Skate camp. That’s awesome.

I was up on the mega ramp and there were all these toddlers up there with their pads on and they started airing over the mega ramp and doing gigantic backside airs on the huge quarter-pipe on the other side — like, the 15-foot quarter.

Scan-47

That’s nuts…

And it didn’t make any sense because when I was growing up I would see the vert guys and I would be like, “Look at these old guys, skating all old.” All I wanted to do was pressure flips on flat ground, but now it’s flipped because the older skaters are all skating street, trying crooked grinds, and these little children are doing giant 360 early grabs over this mega ramp.

I don’t even know if I could roll down that thing. I’m so afraid of shit like that. It’s like my worst nightmare.

You know what they have here, they actually have a handrail into foam. like you could try to lip slide a handrail and jump off into the foam.
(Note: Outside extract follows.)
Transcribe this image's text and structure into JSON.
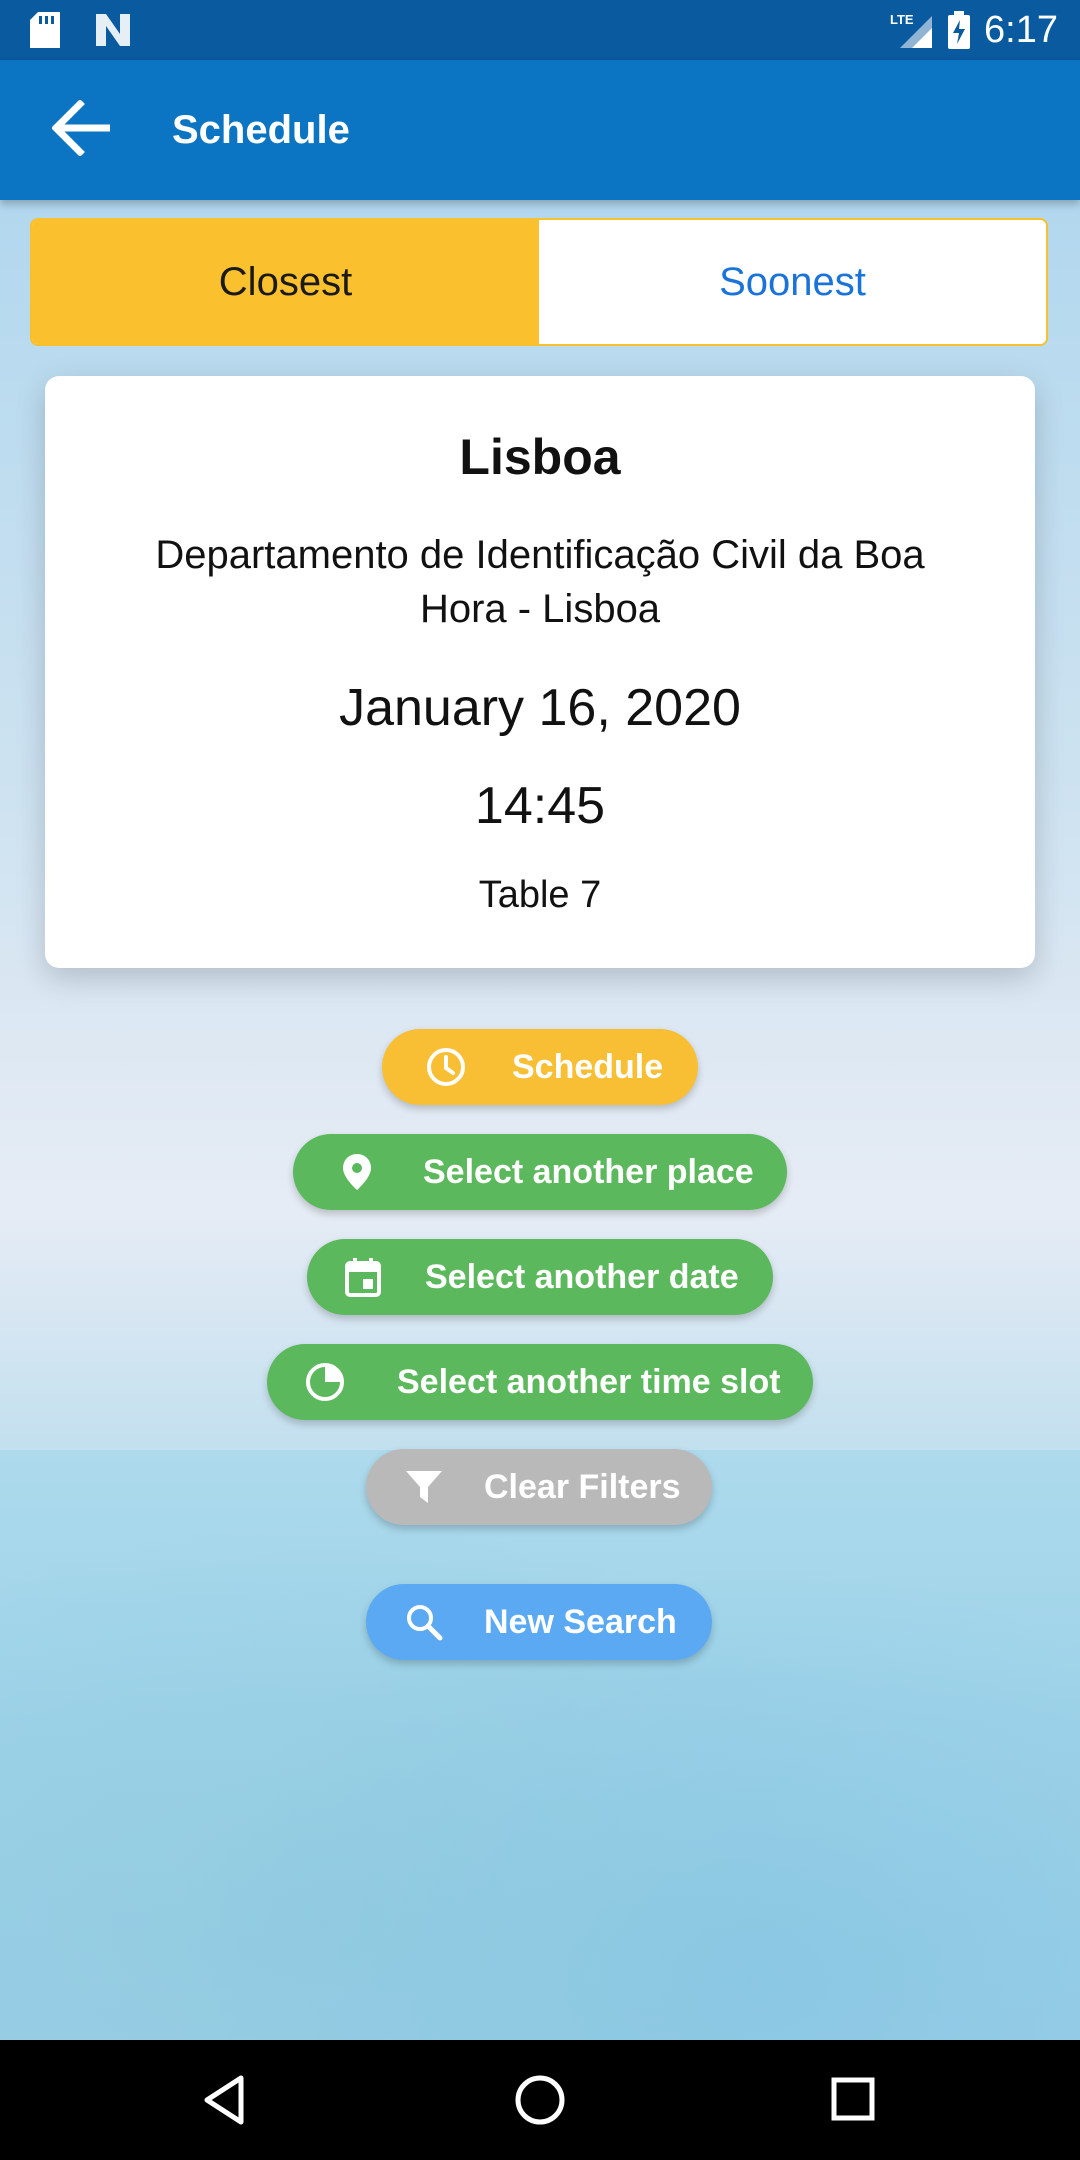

[Laughs] That’s awesome! Imagine when you’re a little kid and you’re like, “I really wanna hit that handrail, but in my head it was like “Hall of Meat” — like, that’s all I could think about when I rolled up to something, but if it had a foam pit below it that would be sweet!

Yeah, but there was no part of me that wanted to try. Like, why not just try it on real street? Nutting on the rail is what I’m scared of, not the landing. So I don’t understand what the foam is for. It’s just taking away the chance of you actually landing it.
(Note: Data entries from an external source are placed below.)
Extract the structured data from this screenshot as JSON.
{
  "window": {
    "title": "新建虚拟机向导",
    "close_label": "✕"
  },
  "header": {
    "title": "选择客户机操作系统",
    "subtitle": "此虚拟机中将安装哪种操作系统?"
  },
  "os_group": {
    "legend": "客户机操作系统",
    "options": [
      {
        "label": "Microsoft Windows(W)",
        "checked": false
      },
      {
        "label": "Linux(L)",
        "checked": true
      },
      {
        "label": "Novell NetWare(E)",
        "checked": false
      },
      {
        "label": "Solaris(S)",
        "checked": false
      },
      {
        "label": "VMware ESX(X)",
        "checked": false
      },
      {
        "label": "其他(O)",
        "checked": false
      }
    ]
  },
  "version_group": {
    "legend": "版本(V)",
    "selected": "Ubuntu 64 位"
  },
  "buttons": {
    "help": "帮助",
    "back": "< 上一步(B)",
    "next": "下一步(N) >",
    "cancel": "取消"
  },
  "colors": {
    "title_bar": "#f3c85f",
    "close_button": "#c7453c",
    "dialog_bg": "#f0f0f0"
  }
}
They should just get a foam rail.

Some of that stuff is cheesy but it’s still kinda sweet being here. There’s so many skaters and everyone’s having fun. I feel like it kind of goes back to the Harmony Korine interview where he’s talking about how angry he was, and I think I was angry because skateboard culture was so difficult back then. When I was skating it was so hostile. The ‘90s were so hostile, it was like there was a skate uniform and everyone was a dick.

cha1

I’m down for whatever as long as people are having fun.
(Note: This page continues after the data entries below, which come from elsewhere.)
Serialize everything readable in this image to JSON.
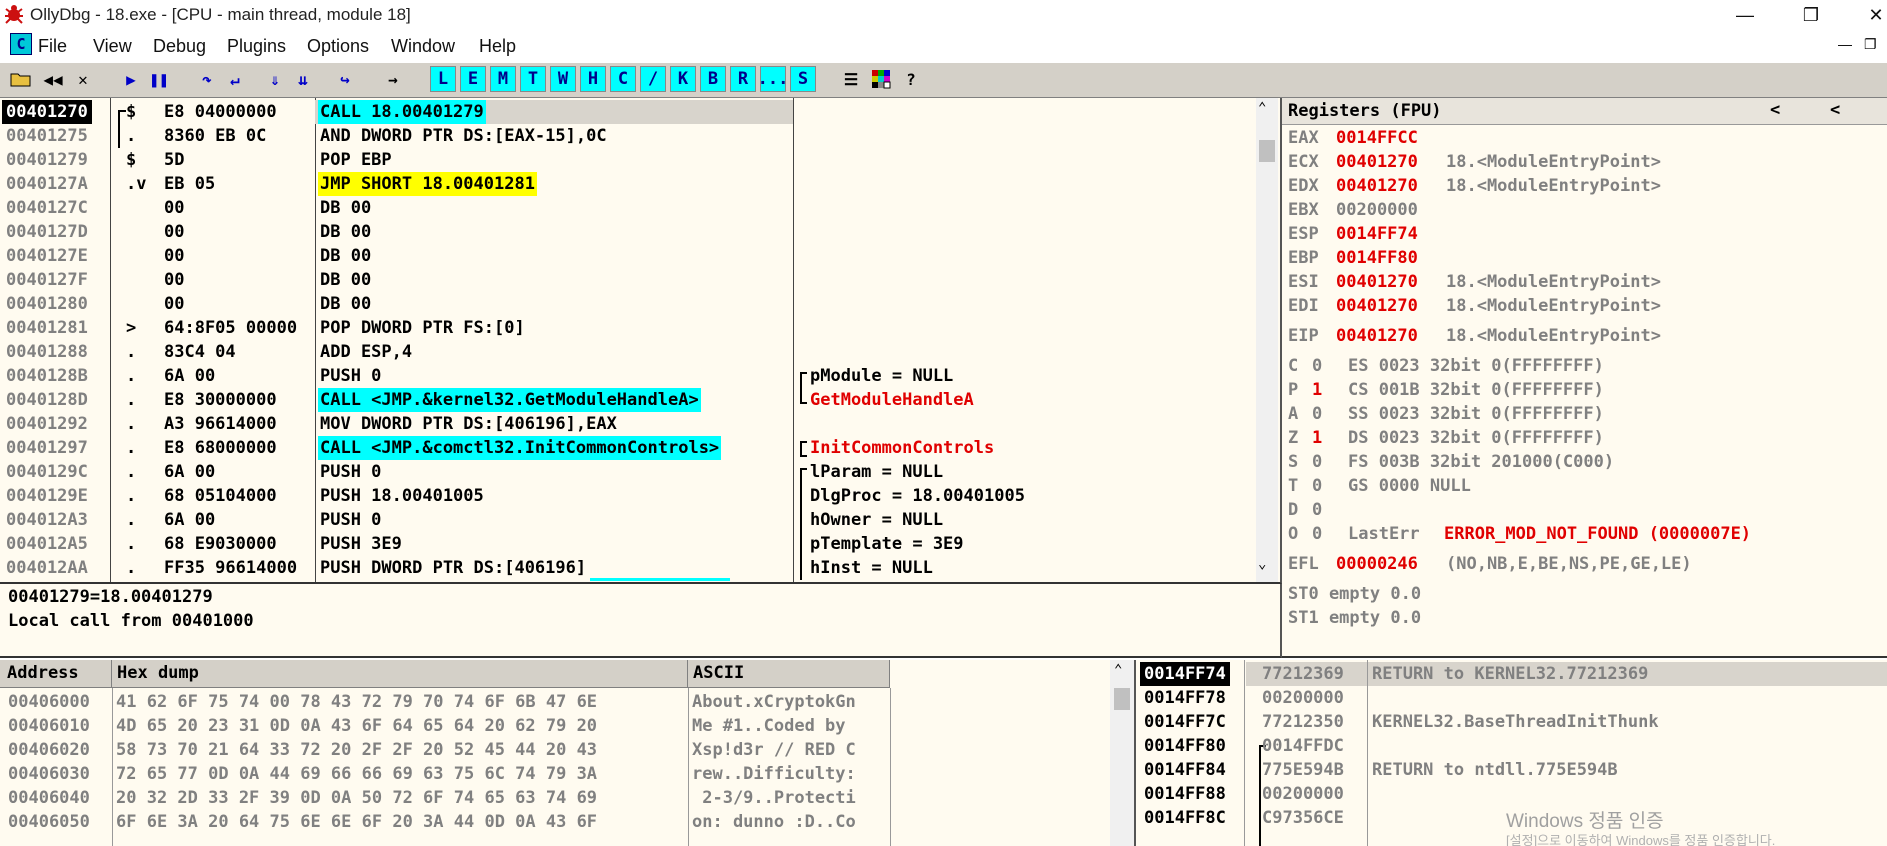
{
  "title": "OllyDbg - 18.exe - [CPU - main thread, module 18]",
  "menu": [
    "File",
    "View",
    "Debug",
    "Plugins",
    "Options",
    "Window",
    "Help"
  ],
  "toolbar_letters": [
    "L",
    "E",
    "M",
    "T",
    "W",
    "H",
    "C",
    "/",
    "K",
    "B",
    "R",
    "...",
    "S"
  ],
  "disasm": {
    "rows": [
      {
        "addr": "00401270",
        "mark": "$",
        "hex": "E8 04000000",
        "asm": "CALL 18.00401279",
        "cmt": "",
        "asm_bg": "cyan",
        "addr_sel": true
      },
      {
        "addr": "00401275",
        "mark": ".",
        "hex": "8360 EB 0C",
        "asm": "AND DWORD PTR DS:[EAX-15],0C",
        "cmt": ""
      },
      {
        "addr": "00401279",
        "mark": "$",
        "hex": "5D",
        "asm": "POP EBP",
        "cmt": ""
      },
      {
        "addr": "0040127A",
        "mark": ".v",
        "hex": "EB 05",
        "asm": "JMP SHORT 18.00401281",
        "cmt": "",
        "asm_bg": "yellow"
      },
      {
        "addr": "0040127C",
        "mark": "",
        "hex": "00",
        "asm": "DB 00",
        "cmt": ""
      },
      {
        "addr": "0040127D",
        "mark": "",
        "hex": "00",
        "asm": "DB 00",
        "cmt": ""
      },
      {
        "addr": "0040127E",
        "mark": "",
        "hex": "00",
        "asm": "DB 00",
        "cmt": ""
      },
      {
        "addr": "0040127F",
        "mark": "",
        "hex": "00",
        "asm": "DB 00",
        "cmt": ""
      },
      {
        "addr": "00401280",
        "mark": "",
        "hex": "00",
        "asm": "DB 00",
        "cmt": ""
      },
      {
        "addr": "00401281",
        "mark": ">",
        "hex": "64:8F05 00000",
        "asm": "POP DWORD PTR FS:[0]",
        "cmt": ""
      },
      {
        "addr": "00401288",
        "mark": ".",
        "hex": "83C4 04",
        "asm": "ADD ESP,4",
        "cmt": ""
      },
      {
        "addr": "0040128B",
        "mark": ".",
        "hex": "6A 00",
        "asm": "PUSH 0",
        "cmt": "pModule = NULL",
        "cmt_color": "normal",
        "brk": "top"
      },
      {
        "addr": "0040128D",
        "mark": ".",
        "hex": "E8 30000000",
        "asm": "CALL <JMP.&kernel32.GetModuleHandleA>",
        "cmt": "GetModuleHandleA",
        "cmt_color": "red",
        "asm_bg": "cyan",
        "brk": "bottom"
      },
      {
        "addr": "00401292",
        "mark": ".",
        "hex": "A3 96614000",
        "asm": "MOV DWORD PTR DS:[406196],EAX",
        "cmt": ""
      },
      {
        "addr": "00401297",
        "mark": ".",
        "hex": "E8 68000000",
        "asm": "CALL <JMP.&comctl32.InitCommonControls>",
        "cmt": "InitCommonControls",
        "cmt_color": "red",
        "asm_bg": "cyan",
        "brk": "single"
      },
      {
        "addr": "0040129C",
        "mark": ".",
        "hex": "6A 00",
        "asm": "PUSH 0",
        "cmt": "lParam = NULL",
        "brk": "top"
      },
      {
        "addr": "0040129E",
        "mark": ".",
        "hex": "68 05104000",
        "asm": "PUSH 18.00401005",
        "cmt": "DlgProc = 18.00401005",
        "brk": "mid"
      },
      {
        "addr": "004012A3",
        "mark": ".",
        "hex": "6A 00",
        "asm": "PUSH 0",
        "cmt": "hOwner = NULL",
        "brk": "mid"
      },
      {
        "addr": "004012A5",
        "mark": ".",
        "hex": "68 E9030000",
        "asm": "PUSH 3E9",
        "cmt": "pTemplate = 3E9",
        "brk": "mid"
      },
      {
        "addr": "004012AA",
        "mark": ".",
        "hex": "FF35 96614000",
        "asm": "PUSH DWORD PTR DS:[406196]",
        "cmt": "hInst = NULL",
        "brk": "mid"
      }
    ]
  },
  "info": {
    "line1": "00401279=18.00401279",
    "line2": "Local call from 00401000"
  },
  "registers": {
    "title": "Registers (FPU)",
    "regs": [
      {
        "name": "EAX",
        "val": "0014FFCC",
        "red": true,
        "desc": ""
      },
      {
        "name": "ECX",
        "val": "00401270",
        "red": true,
        "desc": "18.<ModuleEntryPoint>"
      },
      {
        "name": "EDX",
        "val": "00401270",
        "red": true,
        "desc": "18.<ModuleEntryPoint>"
      },
      {
        "name": "EBX",
        "val": "00200000",
        "red": false,
        "desc": ""
      },
      {
        "name": "ESP",
        "val": "0014FF74",
        "red": true,
        "desc": ""
      },
      {
        "name": "EBP",
        "val": "0014FF80",
        "red": true,
        "desc": ""
      },
      {
        "name": "ESI",
        "val": "00401270",
        "red": true,
        "desc": "18.<ModuleEntryPoint>"
      },
      {
        "name": "EDI",
        "val": "00401270",
        "red": true,
        "desc": "18.<ModuleEntryPoint>"
      }
    ],
    "eip": {
      "name": "EIP",
      "val": "00401270",
      "desc": "18.<ModuleEntryPoint>"
    },
    "flags": [
      {
        "f": "C",
        "v": "0",
        "red": false,
        "seg": "ES 0023 32bit 0(FFFFFFFF)"
      },
      {
        "f": "P",
        "v": "1",
        "red": true,
        "seg": "CS 001B 32bit 0(FFFFFFFF)"
      },
      {
        "f": "A",
        "v": "0",
        "red": false,
        "seg": "SS 0023 32bit 0(FFFFFFFF)"
      },
      {
        "f": "Z",
        "v": "1",
        "red": true,
        "seg": "DS 0023 32bit 0(FFFFFFFF)"
      },
      {
        "f": "S",
        "v": "0",
        "red": false,
        "seg": "FS 003B 32bit 201000(C000)"
      },
      {
        "f": "T",
        "v": "0",
        "red": false,
        "seg": "GS 0000 NULL"
      },
      {
        "f": "D",
        "v": "0",
        "red": false,
        "seg": ""
      },
      {
        "f": "O",
        "v": "0",
        "red": false,
        "seg": "LastErr ERROR_MOD_NOT_FOUND (0000007E)"
      }
    ],
    "efl": {
      "name": "EFL",
      "val": "00000246",
      "desc": "(NO,NB,E,BE,NS,PE,GE,LE)"
    },
    "st0": "ST0 empty 0.0",
    "st1": "ST1 empty 0.0"
  },
  "dump": {
    "headers": [
      "Address",
      "Hex dump",
      "ASCII"
    ],
    "rows": [
      {
        "addr": "00406000",
        "hex": "41 62 6F 75 74 00 78 43 72 79 70 74 6F 6B 47 6E",
        "ascii": "About.xCryptokGn"
      },
      {
        "addr": "00406010",
        "hex": "4D 65 20 23 31 0D 0A 43 6F 64 65 64 20 62 79 20",
        "ascii": "Me #1..Coded by "
      },
      {
        "addr": "00406020",
        "hex": "58 73 70 21 64 33 72 20 2F 2F 20 52 45 44 20 43",
        "ascii": "Xsp!d3r // RED C"
      },
      {
        "addr": "00406030",
        "hex": "72 65 77 0D 0A 44 69 66 66 69 63 75 6C 74 79 3A",
        "ascii": "rew..Difficulty:"
      },
      {
        "addr": "00406040",
        "hex": "20 32 2D 33 2F 39 0D 0A 50 72 6F 74 65 63 74 69",
        "ascii": " 2-3/9..Protecti"
      },
      {
        "addr": "00406050",
        "hex": "6F 6E 3A 20 64 75 6E 6E 6F 20 3A 44 0D 0A 43 6F",
        "ascii": "on: dunno :D..Co"
      }
    ]
  },
  "stack": {
    "rows": [
      {
        "addr": "0014FF74",
        "val": "77212369",
        "cmt": "RETURN to KERNEL32.77212369",
        "sel": true
      },
      {
        "addr": "0014FF78",
        "val": "00200000",
        "cmt": ""
      },
      {
        "addr": "0014FF7C",
        "val": "77212350",
        "cmt": "KERNEL32.BaseThreadInitThunk"
      },
      {
        "addr": "0014FF80",
        "val": "0014FFDC",
        "cmt": ""
      },
      {
        "addr": "0014FF84",
        "val": "775E594B",
        "cmt": "RETURN to ntdll.775E594B"
      },
      {
        "addr": "0014FF88",
        "val": "00200000",
        "cmt": ""
      },
      {
        "addr": "0014FF8C",
        "val": "C97356CE",
        "cmt": ""
      }
    ]
  },
  "watermark": {
    "line1": "Windows 정품 인증",
    "line2": "[설정]으로 이동하여 Windows를 정품 인증합니다."
  }
}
It’s hard when the kids are good, but it made me wanna come here longer, like, “Man, I should just train and get good at skating again.” But I’m too busy working on stuff so I don’t usually have time to just try tricks.

When I was a kid I was always like, “Why did that guy stop skating?! I don’t get it! He was so good!” But then it’s like once you get a job and a girlfriend you’re just like,“Yeah.”

It’s pretty tough because whenever we’re around something fun to skate I’ll skate constantly. It’s tough when you have a career though, but I always skate, I never quit. It’s always weird when people make that declaration like, “I quit skating!” It’s like, “Why don’t you just skate less?” It’s just such a weird declaration, the declaration of quitting.

[Laughing] OK, I gotta run to The Echo, but thanks for the phone call.

Cool, give me a call later and email me any new music if you have albums coming out or anything.

Yeah. I’ll send you some of the songs I’ve been recording from this new band I’m in called Number.

I unfollowed Froth. Those guys are haters, I’m over it. Nah, I like them, I’m fucking around.